In general, Armenian groups have supported whatever government was in power. They have tended to focus on issues of interest to the larger Armenian world community and not strictly domestic politics. The three most important Armenian parties have been the Tashnak Party, the Hunchak Party, and the Ramgavar Party. Of these the Tashnak Party has had the greatest political impact.
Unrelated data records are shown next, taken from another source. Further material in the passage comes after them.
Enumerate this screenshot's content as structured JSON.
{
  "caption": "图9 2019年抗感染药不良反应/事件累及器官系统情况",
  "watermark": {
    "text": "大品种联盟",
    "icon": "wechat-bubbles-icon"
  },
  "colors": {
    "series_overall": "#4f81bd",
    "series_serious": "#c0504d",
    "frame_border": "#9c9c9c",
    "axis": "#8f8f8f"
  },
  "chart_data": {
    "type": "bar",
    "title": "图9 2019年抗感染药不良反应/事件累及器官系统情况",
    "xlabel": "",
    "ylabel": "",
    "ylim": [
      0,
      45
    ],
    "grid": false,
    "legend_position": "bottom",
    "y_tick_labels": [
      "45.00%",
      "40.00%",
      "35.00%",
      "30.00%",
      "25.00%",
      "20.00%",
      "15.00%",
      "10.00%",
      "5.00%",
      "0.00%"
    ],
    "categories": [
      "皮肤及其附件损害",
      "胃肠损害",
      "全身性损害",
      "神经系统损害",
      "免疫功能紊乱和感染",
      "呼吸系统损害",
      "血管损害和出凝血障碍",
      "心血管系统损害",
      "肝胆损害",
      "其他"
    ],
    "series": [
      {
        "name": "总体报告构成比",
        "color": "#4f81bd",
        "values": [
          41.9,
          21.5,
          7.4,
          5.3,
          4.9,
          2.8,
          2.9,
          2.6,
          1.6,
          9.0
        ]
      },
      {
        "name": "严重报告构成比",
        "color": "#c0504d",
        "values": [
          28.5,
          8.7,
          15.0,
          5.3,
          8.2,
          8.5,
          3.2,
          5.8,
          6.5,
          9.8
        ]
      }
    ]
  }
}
Founded in 1890 in Russian Armenia, the Tashnak Party sought to coordinate all Armenian revolutionary groups seeking to improve their conditions under Ottoman rule. Although the international Tashnak Party movement advocates socialism, the Lebanese branch of the party prefers capitalism. Since 1943 most of the Armenian deputies in the Chamber of Deputies (four in the election of 1972) have been members or supporters of the Tashnak Party. Prior to the 1975 Civil War, the mostly Christian Tashnak Party was an ally of the Phalange Party.
On the international level, the party has tended to be proWestern , and during the 1950s and 1960s it took an anti-Nasser stance. As has been typical of Lebanon's Armenian community, the Tashnak Party has avoided sensitive and controversial domestic issues and has attempted to play a moderating role in politics. Like other Armenian groups, the Tashnak Party refrained from military activity during the 1975 Civil War. Because the party refused to come to the Christians' side, many Armenian quarters in Lebanese towns were subsequently attacked by Bashir Jumayyil's LF.
The Hunchak Party was organized in Geneva, Switzerland, in 1887. The Hunchak Party has promoted the dual objective of liberating Turkish Armenia and establishing a socialist regime in a unified Armenian homeland. The Hunchak Party in Lebanon has advocated a planned economy and a just distribution of national income. In 1972, for the first time in its history, the Hunchak Party ran jointly for election to the Chamber of Deputies with the Tashnak Party.
Founded in 1921, the Ramgavar Party's ultimate goal was the liberation of Armenia. It has oriented its activities toward preserving Armenian culture among Armenian communities throughout the world. After a period of dormancy, the party was revived in the 1950s in the wake of increasing conflicts between the Tashnak Party and Hunchak Party. The Ramgavar Party presented itself as an alternative that avoided issues divisive to the Armenian community. The Ramgavar Party, sometimes considered the party of Armenian intellectuals, also opposed what it considered the right-wing policies of The Tashnak Party.
The Armenian Secret Army for the Liberation of Armenia (ASALA) was not a political party but rather a highly secret organization that used violence to harm its political enemies, principally the government of Turkey. Established in 1975, ASALA used the Lebanese Civil War as an opportunity to put into practice without government interference its belief in armed struggle. Adhering to MarxismLeninism , ASALA aligned with radical Lebanese and Palestinian groups against rightist forces during the fighting in the late 1970s.